Tuesday 9 August is Census night. You may have heard some fuss around this, especially about the privacy implications of collecting name and address details. After taking in both sides of the issue, here are my thoughts.
Firstly, the Census has collected name and address details since 1911 – this isn’t new.
What’s changing this year is that the information will be kept for around four years instead of 18 months, and online tools are being used to collect Census data. The ABS states this will,
“…provide a richer and dynamic statistical picture of Australia through the combination of Census data with other survey and administrative data.”
Glenn, The Census Expert at id.com.au makes the excellent point that, “The Census has never been anonymous at the point of collection – only the data output is anonymous, as it’s published in aggregate.” There is no intent to change this stance despite the change in collection practices.
The ABS currently uses probabilistic pattern matching across the Census data to derive insights. However, in a world where Netflix uses data to produce successful TV shows, this approach appears to be immature when contrasted with more sophisticated, commercial processes for data collection and matching.
Using names and addresses will allow, for example, analysis that can show how parental levels of income affect the jobs of school leavers, or how investments in apprenticeships versus undergraduate degrees versus TAFE traineeships have performed, and therefore whether the country is putting money into the right areas of education.
Some privacy commentators argue that the collection of personal names and addresses is an invasion of privacy. In a recent itNews article, the former Australian statistician Bill McLennan argues that the ABS has no mandate to collect names, as they won’t produce any statistics based on name and address.
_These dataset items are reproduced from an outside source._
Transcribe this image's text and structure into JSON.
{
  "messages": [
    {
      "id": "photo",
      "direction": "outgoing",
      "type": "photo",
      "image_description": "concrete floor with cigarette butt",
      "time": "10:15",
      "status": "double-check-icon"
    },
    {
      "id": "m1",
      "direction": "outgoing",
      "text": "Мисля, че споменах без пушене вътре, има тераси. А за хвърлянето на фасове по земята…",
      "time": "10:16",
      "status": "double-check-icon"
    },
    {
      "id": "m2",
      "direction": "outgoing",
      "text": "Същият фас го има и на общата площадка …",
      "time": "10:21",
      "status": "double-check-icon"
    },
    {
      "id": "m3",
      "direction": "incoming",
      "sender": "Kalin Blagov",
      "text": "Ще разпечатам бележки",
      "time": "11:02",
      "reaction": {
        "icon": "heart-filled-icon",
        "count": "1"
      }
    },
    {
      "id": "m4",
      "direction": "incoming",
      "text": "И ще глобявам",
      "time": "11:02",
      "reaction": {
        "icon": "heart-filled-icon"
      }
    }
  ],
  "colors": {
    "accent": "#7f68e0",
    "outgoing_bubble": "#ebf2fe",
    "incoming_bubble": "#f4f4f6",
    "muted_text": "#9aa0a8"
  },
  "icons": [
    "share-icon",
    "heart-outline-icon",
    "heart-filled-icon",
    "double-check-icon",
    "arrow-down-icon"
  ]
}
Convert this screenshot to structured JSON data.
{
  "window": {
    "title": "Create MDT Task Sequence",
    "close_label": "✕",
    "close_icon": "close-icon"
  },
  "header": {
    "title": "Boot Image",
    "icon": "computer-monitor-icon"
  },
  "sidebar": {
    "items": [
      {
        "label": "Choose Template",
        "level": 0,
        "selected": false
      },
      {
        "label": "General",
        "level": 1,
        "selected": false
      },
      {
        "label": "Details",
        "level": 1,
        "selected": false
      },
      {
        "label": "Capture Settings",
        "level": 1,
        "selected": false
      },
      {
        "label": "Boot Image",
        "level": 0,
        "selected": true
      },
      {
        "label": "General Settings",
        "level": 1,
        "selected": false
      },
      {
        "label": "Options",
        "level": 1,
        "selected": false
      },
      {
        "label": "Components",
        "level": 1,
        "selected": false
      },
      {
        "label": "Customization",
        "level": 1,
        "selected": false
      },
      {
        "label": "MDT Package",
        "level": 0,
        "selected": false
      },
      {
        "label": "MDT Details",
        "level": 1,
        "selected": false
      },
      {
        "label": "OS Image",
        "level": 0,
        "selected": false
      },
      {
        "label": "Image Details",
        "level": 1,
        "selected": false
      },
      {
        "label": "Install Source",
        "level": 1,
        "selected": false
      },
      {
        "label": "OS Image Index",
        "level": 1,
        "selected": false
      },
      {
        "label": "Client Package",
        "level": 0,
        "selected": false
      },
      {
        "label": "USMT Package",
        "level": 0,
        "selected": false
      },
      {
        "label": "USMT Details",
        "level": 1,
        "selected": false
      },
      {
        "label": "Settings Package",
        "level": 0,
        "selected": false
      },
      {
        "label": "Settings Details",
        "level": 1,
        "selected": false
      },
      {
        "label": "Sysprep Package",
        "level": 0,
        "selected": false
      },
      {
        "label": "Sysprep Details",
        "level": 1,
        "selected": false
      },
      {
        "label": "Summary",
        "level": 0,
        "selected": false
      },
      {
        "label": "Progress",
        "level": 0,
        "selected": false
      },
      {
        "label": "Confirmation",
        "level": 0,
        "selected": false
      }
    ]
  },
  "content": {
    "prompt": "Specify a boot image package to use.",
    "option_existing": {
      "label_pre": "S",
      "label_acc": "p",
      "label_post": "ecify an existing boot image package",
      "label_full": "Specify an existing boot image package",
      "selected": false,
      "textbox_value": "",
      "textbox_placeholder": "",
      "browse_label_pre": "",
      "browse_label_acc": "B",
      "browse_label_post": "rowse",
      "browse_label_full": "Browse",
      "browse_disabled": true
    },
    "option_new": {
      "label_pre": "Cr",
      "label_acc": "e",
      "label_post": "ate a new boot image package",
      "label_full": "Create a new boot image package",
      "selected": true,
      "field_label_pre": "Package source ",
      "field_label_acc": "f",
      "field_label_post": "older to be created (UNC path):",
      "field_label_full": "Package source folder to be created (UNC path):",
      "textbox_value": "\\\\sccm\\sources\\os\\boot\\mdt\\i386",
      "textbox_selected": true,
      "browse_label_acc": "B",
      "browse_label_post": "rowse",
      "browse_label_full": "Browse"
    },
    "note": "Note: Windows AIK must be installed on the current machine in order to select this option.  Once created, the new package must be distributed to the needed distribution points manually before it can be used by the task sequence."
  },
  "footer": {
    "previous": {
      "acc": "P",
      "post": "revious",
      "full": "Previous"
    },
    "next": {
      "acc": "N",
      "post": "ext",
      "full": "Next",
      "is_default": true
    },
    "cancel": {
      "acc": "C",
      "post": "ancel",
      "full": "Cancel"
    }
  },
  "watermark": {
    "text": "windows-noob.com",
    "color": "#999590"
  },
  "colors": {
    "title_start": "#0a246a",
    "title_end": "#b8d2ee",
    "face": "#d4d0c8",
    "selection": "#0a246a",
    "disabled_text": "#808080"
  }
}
Other recent government-led activities such as the Telecommunications (Interception and Access) Amendment (Data Retention) Act 2015 add fuel to arguments that our government isn’t interested in respecting citizens’ rights to privacy. The inability of the government to pass mandatory data breach notification legislation also adds weight to this argument, as published by Bernard Keane in Crikey.
I don’t believe the ongoing retention and use of personal information is a decision that’s been taken lightly. The ABS has been rightly criticised for the timing of its initial announcement (18 Dec 2015), and its inability to clearly articulate how personal information will be protected. However, I think its opponents fail to provide realistic, tangible alternatives that would allow the development of evidence-based policy.
Many multi-national commercial organisations already have access to the types of insights the ABS is seeking. I think the underlying question is, to what extent do we want government bodies to have access to granular insights to improve public policy outcomes?
Personally, I would rather give our government every chance to develop meaningful policy responses.
What I would like to see is a clear value statement from the ABS for citizens, about what Australians will receive in exchange for their personal information. This could be in the form of expanding current communications to clearly state (in a journalistic style, not data-centric) the limitations of current approaches, and what could be done about what can’t be done now.